Professor Schweitzer also suggests setting a tangible goal for yourself before stepping foot in the room. “Your goal should be challenging, but not impossible,” he says. “Let that goal guide your behaviour. Say to yourself, ‘This is the outcome I want, and these are the steps I will take to get it’.”
Final thoughts
So, what about Krajewski? If he could rewind time and go back to those first UK supermarket negotiations, could he have got a different outcome?
Perhaps not. Before he owned Chateau de Sours, he was CEO of the highly regarded Blomfield Group, a London recruitment firm, and had experience in negotiating deals worth millions of pounds. Whenever he entered into a deal, “everything was precise and documented in writing,” he says. “My contract with one of my clients in the city would have been completely watertight from the point of view of a contractual relationship.” Krajewski says that every agreement he entered into was bound by a full assignment brief, which “went into the drawer and never came out again, because we had a professional understanding.” By contrast, he says, some of the UK supermarkets he dealt with had no “signed contracts. It’s only on email and a handshake,” so there’s no paper trail to make the agreements binding.
Professor Galinsky says that when one party is in a position of low power, it’s impossible to negotiate.
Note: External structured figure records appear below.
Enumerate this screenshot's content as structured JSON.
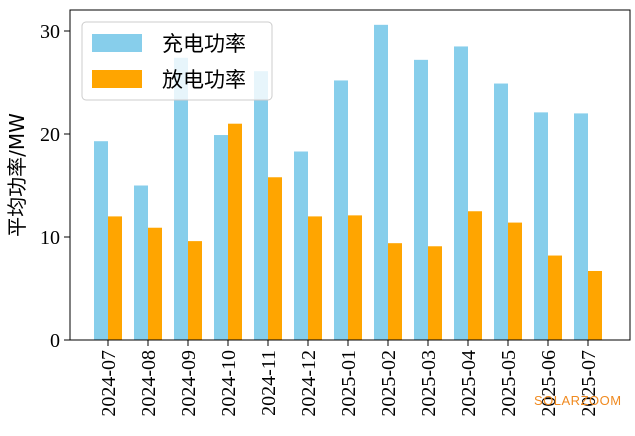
{
  "chart_data": {
    "type": "bar",
    "title": "",
    "xlabel": "",
    "ylabel": "平均功率/MW",
    "ylim": [
      0,
      32
    ],
    "yticks": [
      0,
      10,
      20,
      30
    ],
    "categories": [
      "2024-07",
      "2024-08",
      "2024-09",
      "2024-10",
      "2024-11",
      "2024-12",
      "2025-01",
      "2025-02",
      "2025-03",
      "2025-04",
      "2025-05",
      "2025-06",
      "2025-07"
    ],
    "series": [
      {
        "name": "充电功率",
        "color": "#87ceeb",
        "values": [
          19.3,
          15.0,
          27.4,
          19.9,
          26.1,
          18.3,
          25.2,
          30.6,
          27.2,
          28.5,
          24.9,
          22.1,
          22.0
        ]
      },
      {
        "name": "放电功率",
        "color": "#ffa500",
        "values": [
          12.0,
          10.9,
          9.6,
          21.0,
          15.8,
          12.0,
          12.1,
          9.4,
          9.1,
          12.5,
          11.4,
          8.2,
          6.7
        ]
      }
    ],
    "legend": "top-left",
    "grid": false
  },
  "watermark": "SOLARZOOM"
}
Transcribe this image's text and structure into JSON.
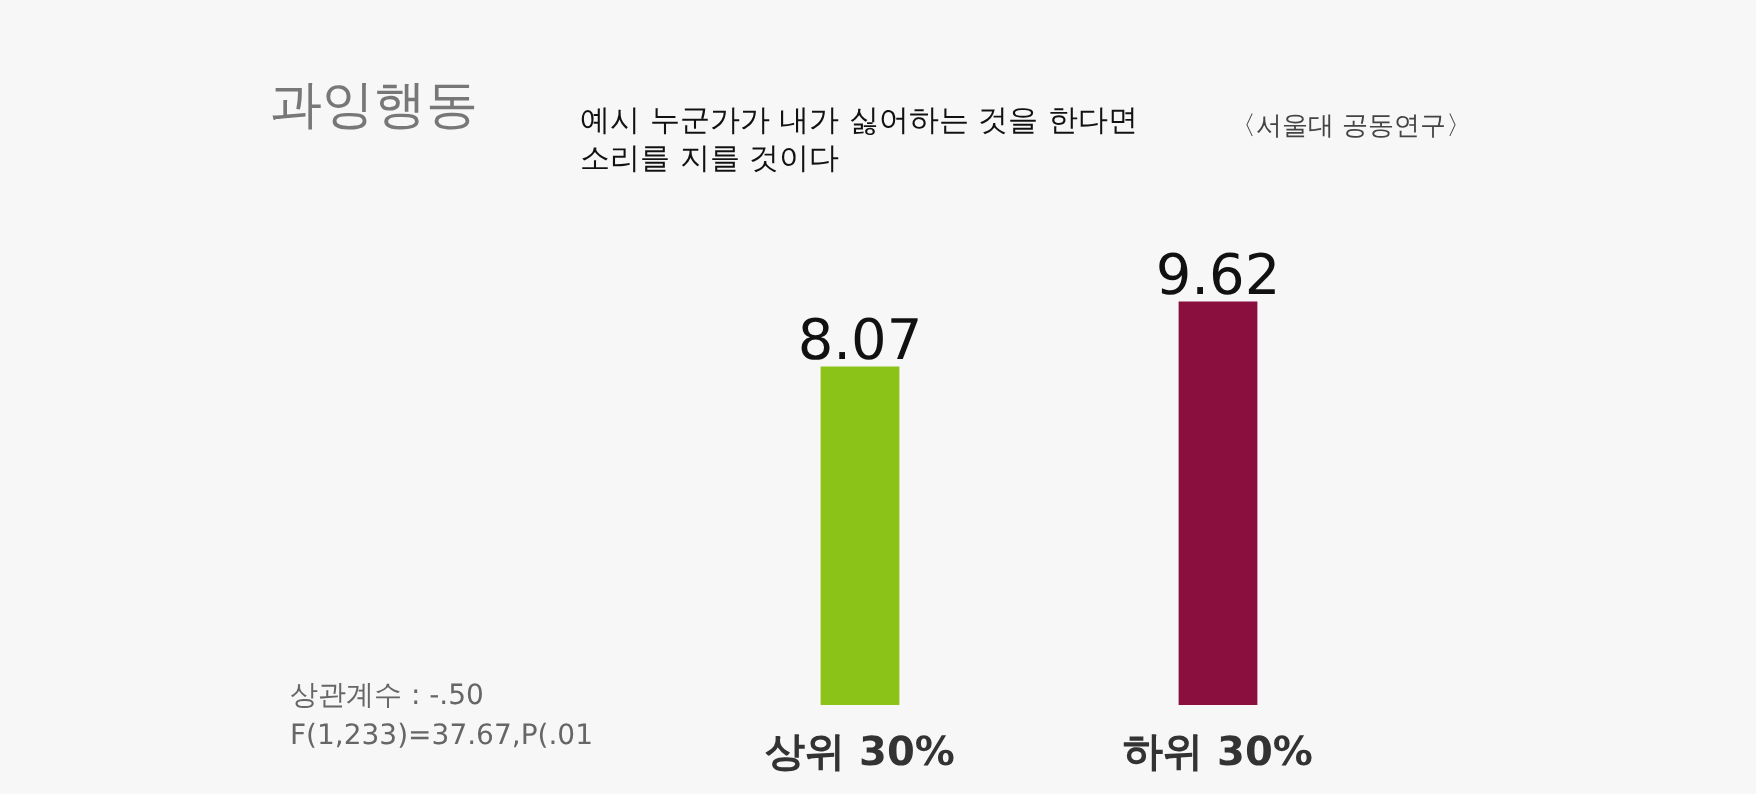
{
  "chart_data": {
    "type": "bar",
    "title": "과잉행동",
    "subtitle": "예시 누군가가 내가 싫어하는 것을 한다면 소리를 지를 것이다",
    "categories": [
      "상위 30%",
      "하위 30%"
    ],
    "values": [
      8.07,
      9.62
    ],
    "colors": [
      "#8cc318",
      "#8a0f3e"
    ],
    "data_labels": true,
    "annotations": [
      "〈서울대 공동연구〉",
      "상관계수 : -.50",
      "F(1,233)=37.67,P(.01"
    ]
  }
}
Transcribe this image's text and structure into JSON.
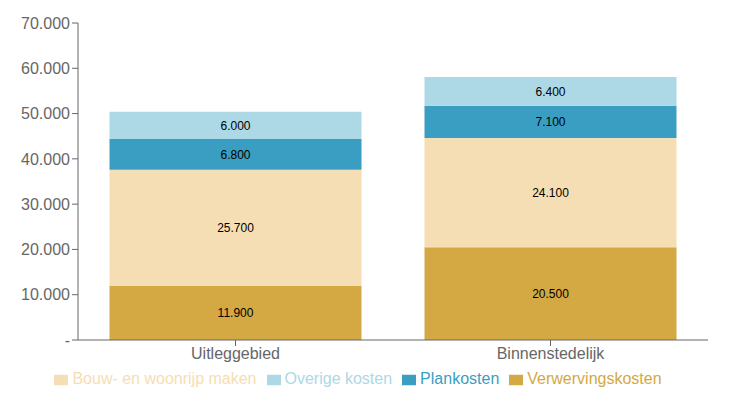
{
  "chart_data": {
    "type": "bar",
    "stacked": true,
    "data_labels": true,
    "grid": false,
    "legend": "bottom",
    "categories": [
      "Uitleggebied",
      "Binnenstedelijk"
    ],
    "series": [
      {
        "name": "Verwervingskosten",
        "color": "#D4A843",
        "values": [
          11900,
          20500
        ],
        "value_labels": [
          "11.900",
          "20.500"
        ]
      },
      {
        "name": "Bouw- en woonrijp maken",
        "color": "#F5DEB3",
        "values": [
          25700,
          24100
        ],
        "value_labels": [
          "25.700",
          "24.100"
        ]
      },
      {
        "name": "Plankosten",
        "color": "#3A9EC2",
        "values": [
          6800,
          7100
        ],
        "value_labels": [
          "6.800",
          "7.100"
        ]
      },
      {
        "name": "Overige kosten",
        "color": "#ADD8E6",
        "values": [
          6000,
          6400
        ],
        "value_labels": [
          "6.000",
          "6.400"
        ]
      }
    ],
    "ylim": [
      0,
      70000
    ],
    "yticks": [
      {
        "value": 0,
        "label": "-"
      },
      {
        "value": 10000,
        "label": "10.000"
      },
      {
        "value": 20000,
        "label": "20.000"
      },
      {
        "value": 30000,
        "label": "30.000"
      },
      {
        "value": 40000,
        "label": "40.000"
      },
      {
        "value": 50000,
        "label": "50.000"
      },
      {
        "value": 60000,
        "label": "60.000"
      },
      {
        "value": 70000,
        "label": "70.000"
      }
    ]
  }
}
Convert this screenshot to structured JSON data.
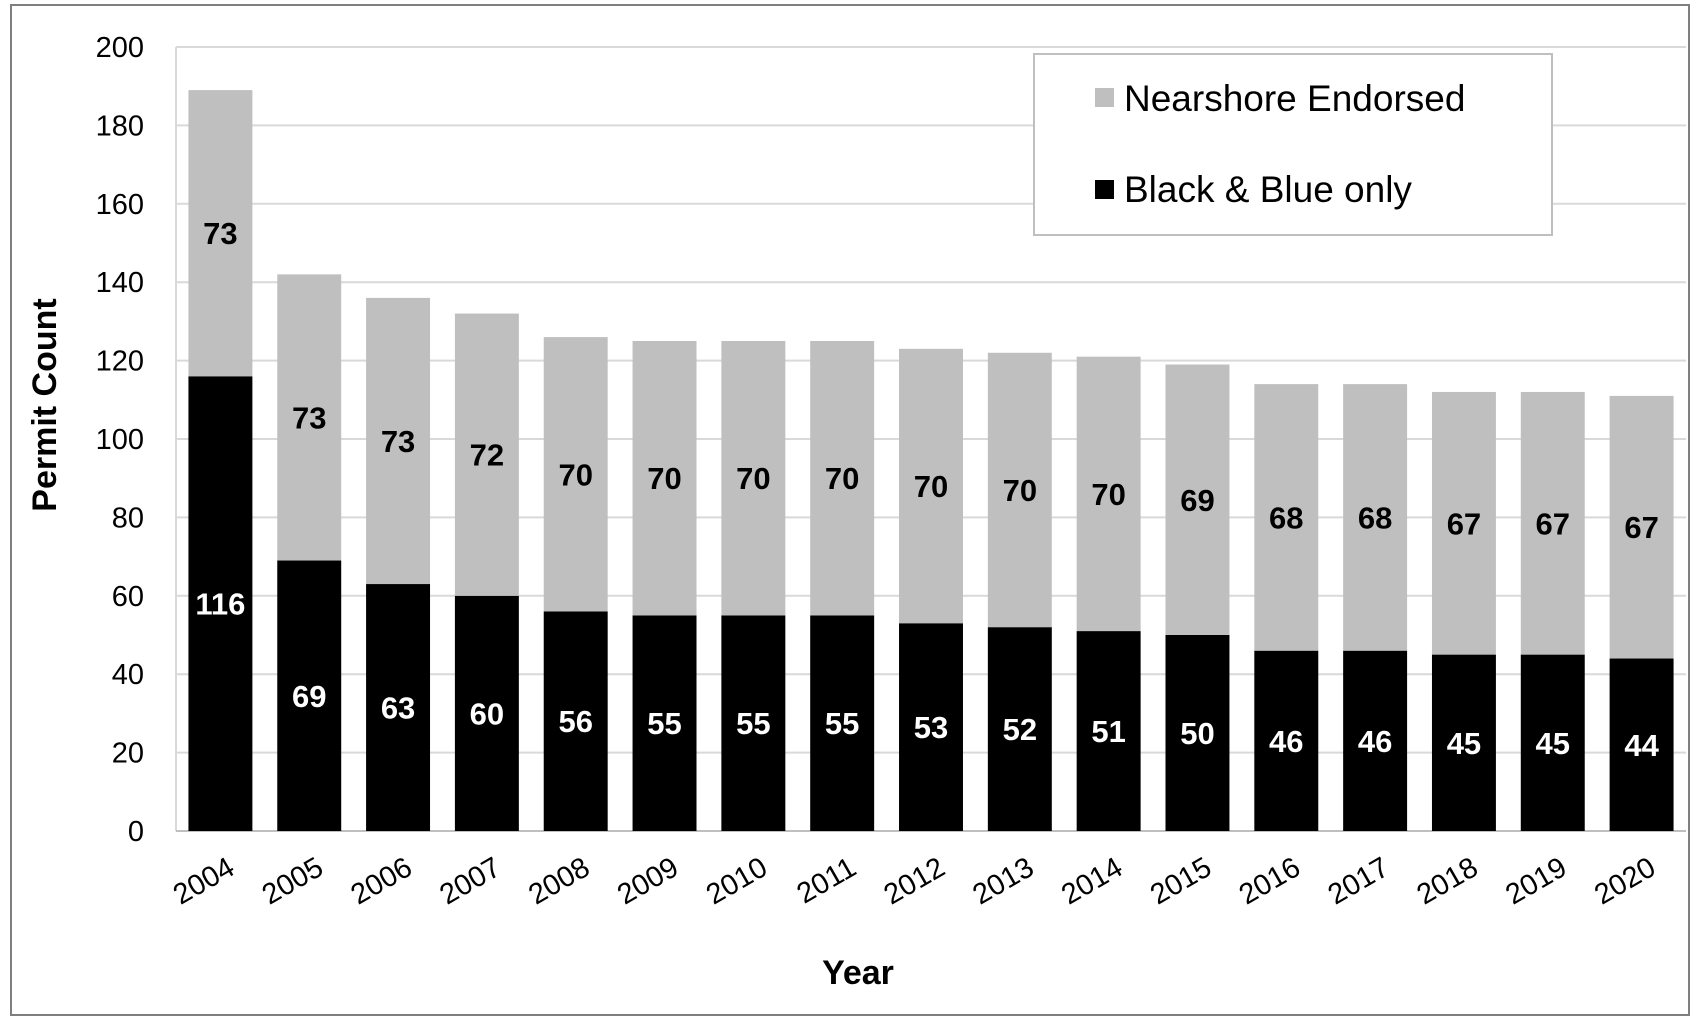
{
  "chart_data": {
    "type": "bar",
    "stacked": true,
    "title": "",
    "xlabel": "Year",
    "ylabel": "Permit Count",
    "ylim": [
      0,
      200
    ],
    "yticks": [
      0,
      20,
      40,
      60,
      80,
      100,
      120,
      140,
      160,
      180,
      200
    ],
    "grid": true,
    "legend_position": "top-right",
    "categories": [
      "2004",
      "2005",
      "2006",
      "2007",
      "2008",
      "2009",
      "2010",
      "2011",
      "2012",
      "2013",
      "2014",
      "2015",
      "2016",
      "2017",
      "2018",
      "2019",
      "2020"
    ],
    "series": [
      {
        "name": "Black & Blue only",
        "color": "#000000",
        "label_color": "#ffffff",
        "values": [
          116,
          69,
          63,
          60,
          56,
          55,
          55,
          55,
          53,
          52,
          51,
          50,
          46,
          46,
          45,
          45,
          44
        ]
      },
      {
        "name": "Nearshore Endorsed",
        "color": "#bfbfbf",
        "label_color": "#000000",
        "values": [
          73,
          73,
          73,
          72,
          70,
          70,
          70,
          70,
          70,
          70,
          70,
          69,
          68,
          68,
          67,
          67,
          67
        ]
      }
    ]
  }
}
Despite being a world-famous expert on negotiation, his own skills have failed in the face of the movie industry, with whom he’s tried to negotiate on behalf of his documentary film maker brother. He laughs ruefully. “Studios have lots of alternatives, because there are lots of films they can buy,” he says. “But the people making the films don’t have many distributors. All I can do is say: ‘but it’s a great movie!’” Unfortunately, he says, the studios have no interest in negotiating.
Professor Schweitzer takes a more aggressive view. He thinks what wine producers need to do is form a collective and share their best practices – and use shame as a tool. “Here in the US, IBM negotiates with a lot of small companies, who post their negotiation experiences online. The negotiation tactics that a large organisation wants to employ become less effective, because people know about them and anticipate them.”
He also suggests going straight to the media if a big company behaves badly. “Even the biggest chains care about the way customers perceive them,” he says.
Indeed, that’s what Krajewski ultimately threatened Tesco with. “I said, I have written confirmation and if you don’t take the wine, I will go to the press,” he says, adding he was warned that if he did that, Tesco would never deal with him again. “I said – so be it,” he says. Tesco took the wines.
It should be noted that after waves of adverse publicity, the new Tesco management team announced that from June 2016, it will pay small suppliers in 14 days, among other improvements. When contacted for comment on Krajewski’s story, the company emphasised that they had changed the way they did business, while the wine-buying team had also changed. So naming and shaming does work. However, that’s the nuclear option, only to be used when the relationship has gone past the point of no return.
The best way to negotiate a better deal? Preparation, information and a good understanding of what both parties need to achieve. And offering the right product at the right price, of course.
This article first appeared in Meininger’s Wine Business International in 2015.